Let $\Omega$ be the circumcircle of a triangle $ABC$ with $\angle CAB = 90^{\circ}$. The medians through $B$ and $C$ meet $\Omega$ again at $D$ and $E$, respectively. The tangent to $\Omega$ at $D$ intersects the line $AC$ at $X$ and the tangent to $\Omega$ at $E$ intersects the line $AB$ at $Y$. Prove that the line $XY$ is tangent to $\Omega$.

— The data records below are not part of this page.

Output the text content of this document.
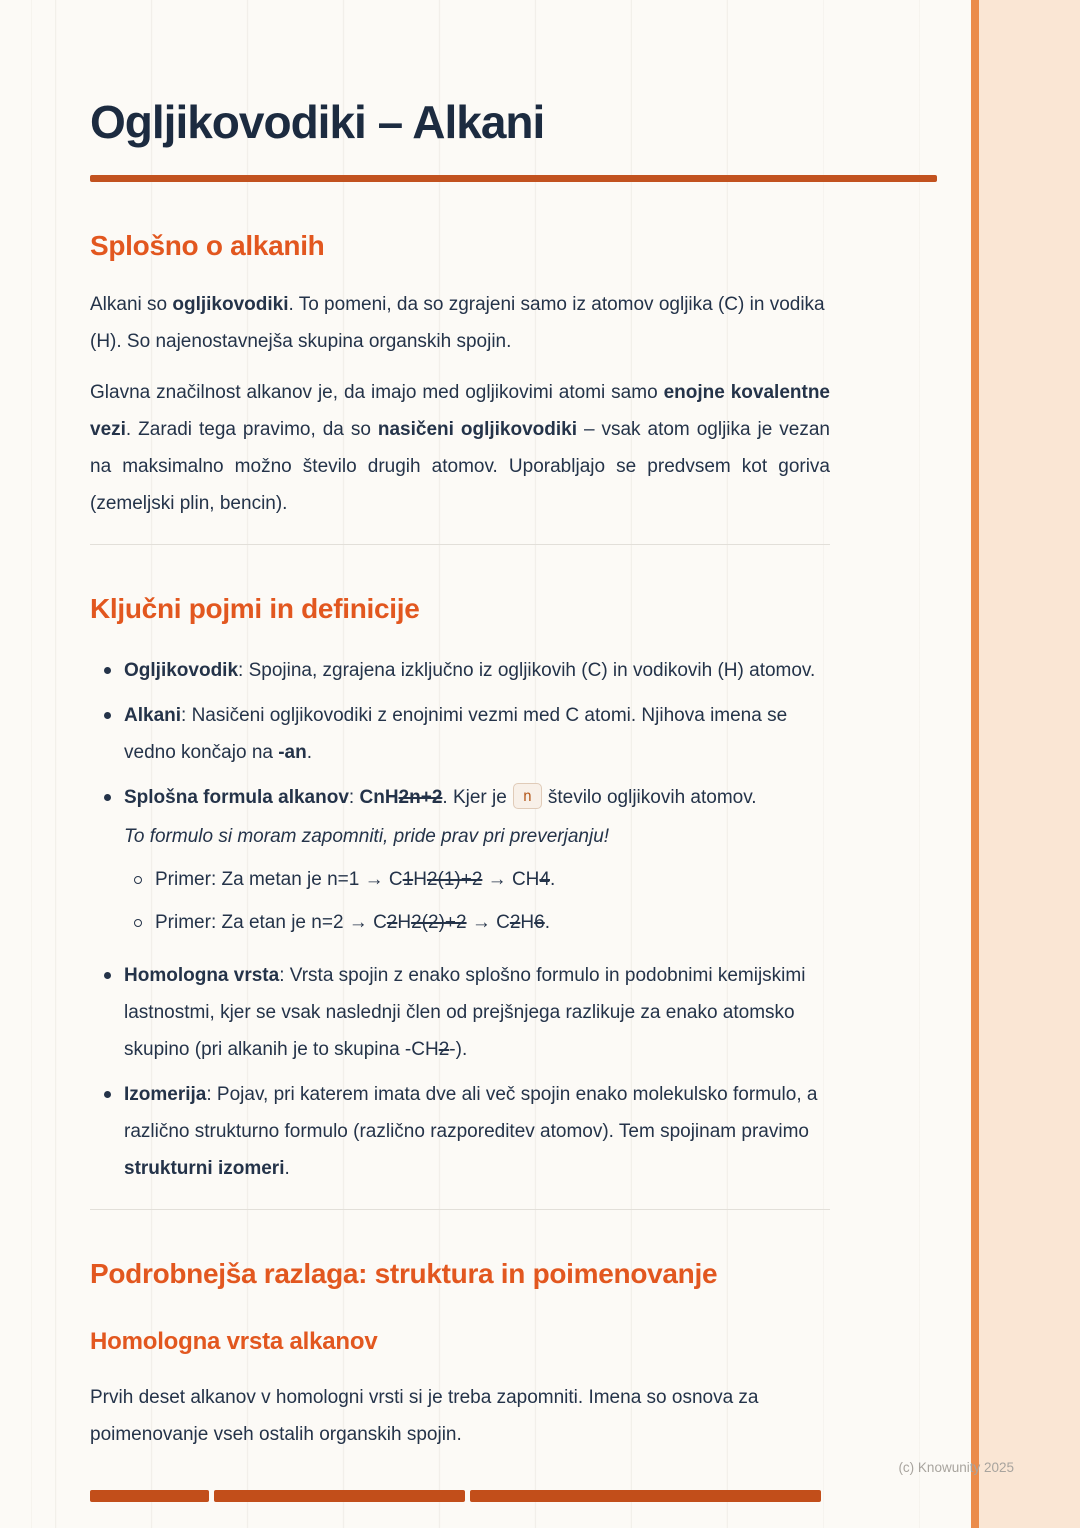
Ogljikovodiki – Alkani
Splošno o alkanih

Alkani so ogljikovodiki. To pomeni, da so zgrajeni samo iz atomov ogljika (C) in vodika (H). So najenostavnejša skupina organskih spojin.

Glavna značilnost alkanov je, da imajo med ogljikovimi atomi samo enojne kovalentne vezi. Zaradi tega pravimo, da so nasičeni ogljikovodiki – vsak atom ogljika je vezan na maksimalno možno število drugih atomov. Uporabljajo se predvsem kot goriva (zemeljski plin, bencin).

Ključni pojmi in definicije
Ogljikovodik: Spojina, zgrajena izključno iz ogljikovih (C) in vodikovih (H) atomov.
Alkani: Nasičeni ogljikovodiki z enojnimi vezmi med C atomi. Njihova imena se vedno končajo na -an.
Splošna formula alkanov: CnH2n+2. Kjer je n število ogljikovih atomov.
To formulo si moram zapomniti, pride prav pri preverjanju!
Primer: Za metan je n=1 → C1H2(1)+2 → CH4.
Primer: Za etan je n=2 → C2H2(2)+2 → C2H6.
Homologna vrsta: Vrsta spojin z enako splošno formulo in podobnimi kemijskimi lastnostmi, kjer se vsak naslednji člen od prejšnjega razlikuje za enako atomsko skupino (pri alkanih je to skupina -CH2-).
Izomerija: Pojav, pri katerem imata dve ali več spojin enako molekulsko formulo, a različno strukturno formulo (različno razporeditev atomov). Tem spojinam pravimo strukturni izomeri.
Podrobnejša razlaga: struktura in poimenovanje
Homologna vrsta alkanov

Prvih deset alkanov v homologni vrsti si je treba zapomniti. Imena so osnova za poimenovanje vseh ostalih organskih spojin.

(c) Knowunity 2025
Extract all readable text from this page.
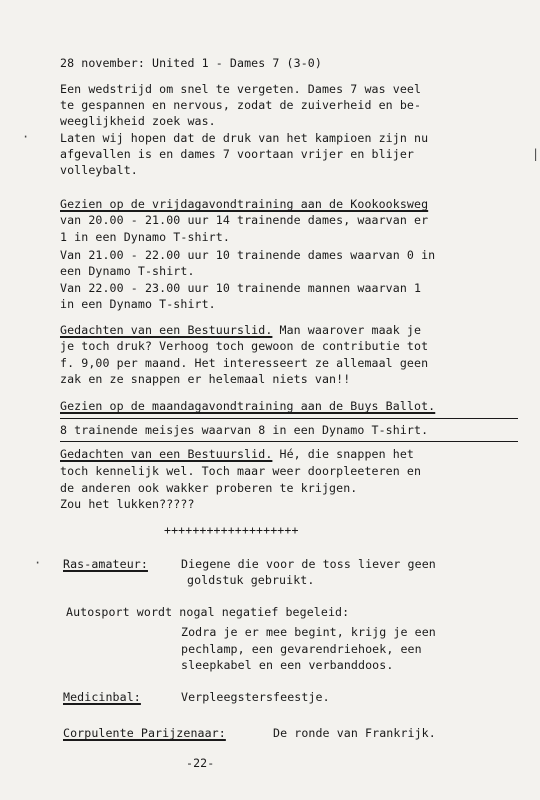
28 november: United 1 - Dames 7 (3-0)
Een wedstrijd om snel te vergeten. Dames 7 was veel
te gespannen en nervous, zodat de zuiverheid en be-
weeglijkheid zoek was.
Laten wij hopen dat de druk van het kampioen zijn nu
afgevallen is en dames 7 voortaan vrijer en blijer
volleybalt.
Gezien op de vrijdagavondtraining aan de Kookooksweg
van 20.00 - 21.00 uur 14 trainende dames, waarvan er
1 in een Dynamo T-shirt.
Van 21.00 - 22.00 uur 10 trainende dames waarvan 0 in
een Dynamo T-shirt.
Van 22.00 - 23.00 uur 10 trainende mannen waarvan 1
in een Dynamo T-shirt.
Gedachten van een Bestuurslid. Man waarover maak je
je toch druk? Verhoog toch gewoon de contributie tot
f. 9,00 per maand. Het interesseert ze allemaal geen
zak en ze snappen er helemaal niets van!!
Gezien op de maandagavondtraining aan de Buys Ballot.
8 trainende meisjes waarvan 8 in een Dynamo T-shirt.
Gedachten van een Bestuurslid. Hé, die snappen het
toch kennelijk wel. Toch maar weer doorpleeteren en
de anderen ook wakker proberen te krijgen.
Zou het lukken?????
+++++++++++++++++++
· Ras-amateur:	Diegene die voor de toss liever geen
goldstuk gebruikt.
Autosport wordt nogal negatief begeleid:
Zodra je er mee begint, krijg je een
pechlamp, een gevarendriehoek, een
sleepkabel en een verbanddoos.
Medicinbal:	Verpleegstersfeestje.
Corpulente Parijzenaar:	De ronde van Frankrijk.
-22-
·
|
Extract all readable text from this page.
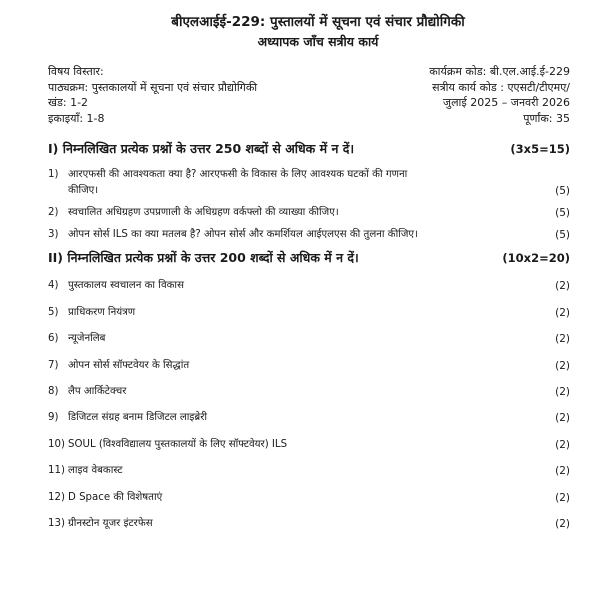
बीएलआईई-229: पुस्तालयों में सूचना एवं संचार प्रौद्योगिकी
अध्यापक जाँच सत्रीय कार्य
विषय विस्तार:	कार्यक्रम कोड: बी.एल.आई.ई-229
पाठ्यक्रम: पुस्तकालयों में सूचना एवं संचार प्रौद्योगिकी	सत्रीय कार्य कोड : एएसटी/टीएमए/
खंड: 1-2	जुलाई 2025 – जनवरी 2026
इकाइयाँ: 1-8	पूर्णांक: 35
I) निम्नलिखित प्रत्येक प्रश्नों के उत्तर 250 शब्दों से अधिक में न दें।	(3x5=15)
1) आरएफसी की आवश्यकता क्या है? आरएफसी के विकास के लिए आवश्यक घटकों की गणना
कीजिए।	(5)
2) स्वचालित अधिग्रहण उपप्रणाली के अधिग्रहण वर्कफ्लो की व्याख्या कीजिए।	(5)
3) ओपन सोर्स ILS का क्या मतलब है? ओपन सोर्स और कमर्शियल आईएलएस की तुलना कीजिए।	(5)
II) निम्नलिखित प्रत्येक प्रश्नों के उत्तर 200 शब्दों से अधिक में न दें।	(10x2=20)
4) पुस्तकालय स्वचालन का विकास	(2)
5) प्राधिकरण नियंत्रण	(2)
6) न्यूजेनलिब	(2)
7) ओपन सोर्स सॉफ्टवेयर के सिद्धांत	(2)
8) लैप आर्किटेक्चर	(2)
9) डिजिटल संग्रह बनाम डिजिटल लाइब्रेरी	(2)
10) SOUL (विश्वविद्यालय पुस्तकालयों के लिए सॉफ्टवेयर) ILS	(2)
11) लाइव वेबकास्ट	(2)
12) D Space की विशेषताएं	(2)
13) ग्रीनस्टोन यूजर इंटरफेस	(2)
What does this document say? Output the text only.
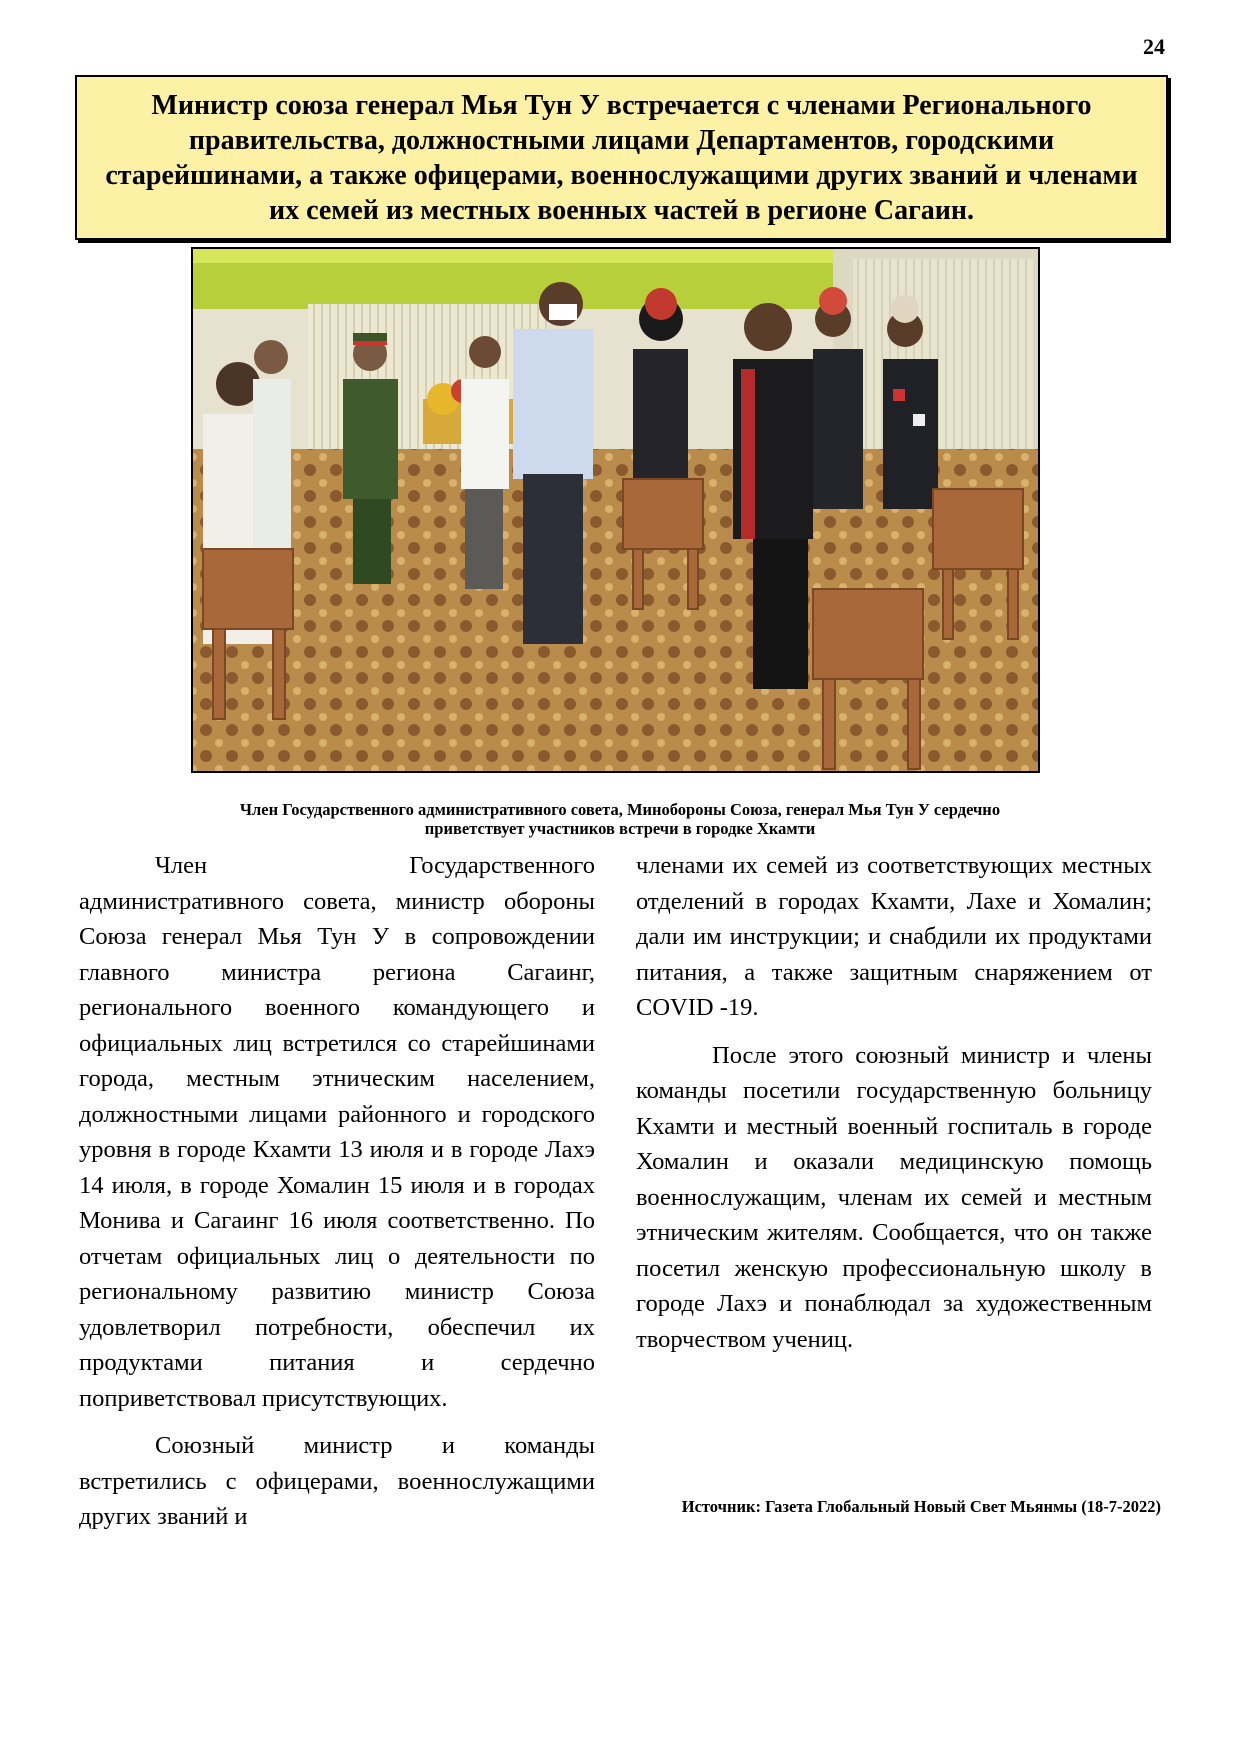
24
Министр союза генерал Мья Тун У встречается с членами Регионального правительства, должностными лицами Департаментов, городскими старейшинами, а также офицерами, военнослужащими других званий и членами их семей из местных военных частей в регионе Сагаин.

Член Государственного административного совета, Минобороны Союза, генерал Мья Тун У сердечно
приветствует участников встречи в городке Хкамти

Член Государственного административного совета, министр обороны Союза генерал Мья Тун У в сопровождении главного министра региона Сагаинг, регионального военного командующего и официальных лиц встретился со старейшинами города, местным этническим населением, должностными лицами районного и городского уровня в городе Кхамти 13 июля и в городе Лахэ 14 июля, в городе Хомалин 15 июля и в городах Монива и Сагаинг 16 июля соответственно. По отчетам официальных лиц о деятельности по региональному развитию министр Союза удовлетворил потребности, обеспечил их продуктами питания и сердечно поприветствовал присутствующих.

Союзный министр и команды встретились с офицерами, военнослужащими других званий и

членами их семей из соответствующих местных отделений в городах Кхамти, Лахе и Хомалин; дали им инструкции; и снабдили их продуктами питания, а также защитным снаряжением от COVID -19.

После этого союзный министр и члены команды посетили государственную больницу Кхамти и местный военный госпиталь в городе Хомалин и оказали медицинскую помощь военнослужащим, членам их семей и местным этническим жителям. Сообщается, что он также посетил женскую профессиональную школу в городе Лахэ и понаблюдал за художественным творчеством учениц.

Источник: Газета Глобальный Новый Свет Мьянмы (18-7-2022)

Let $ABCD$ be a convex quadrilateral such that $AC = BD$ and the sides $AB$ and $CD$ are not parallel. Let $P$ be the intersection point of the diagonals $AC$ and $BD$. Points $E$ and $F$ lie, respectively, on segments $BP$ and $AP$ such that $PC = PE$ and $PD = PF$. Prove that the circumcircle of the triangle determined by the lines $AB$, $CD$ and $EF$ is tangent to the circumcircle of the triangle $ABP$.

Let $\mathbb{N}$ denote the set of positive integers. Determine all functions $f\colon \mathbb{N}\to \mathbb{N}$ such that $f(1)\leq f(2)\leq f(3)\leq \ldots$ and the numbers $f(n) + n + 1$ and $f(f(n)) - f(n)$ are both perfect squares for every positive integer $n$.

We call a positive integer cheesy if we can obtain the average of the digits in its decimal representation by putting a decimal separator after the leftmost digit. Prove that there are only finitely many cheesy numbers.

Example. For instance, 2250 is cheesy, as the average of the digits is 2.250.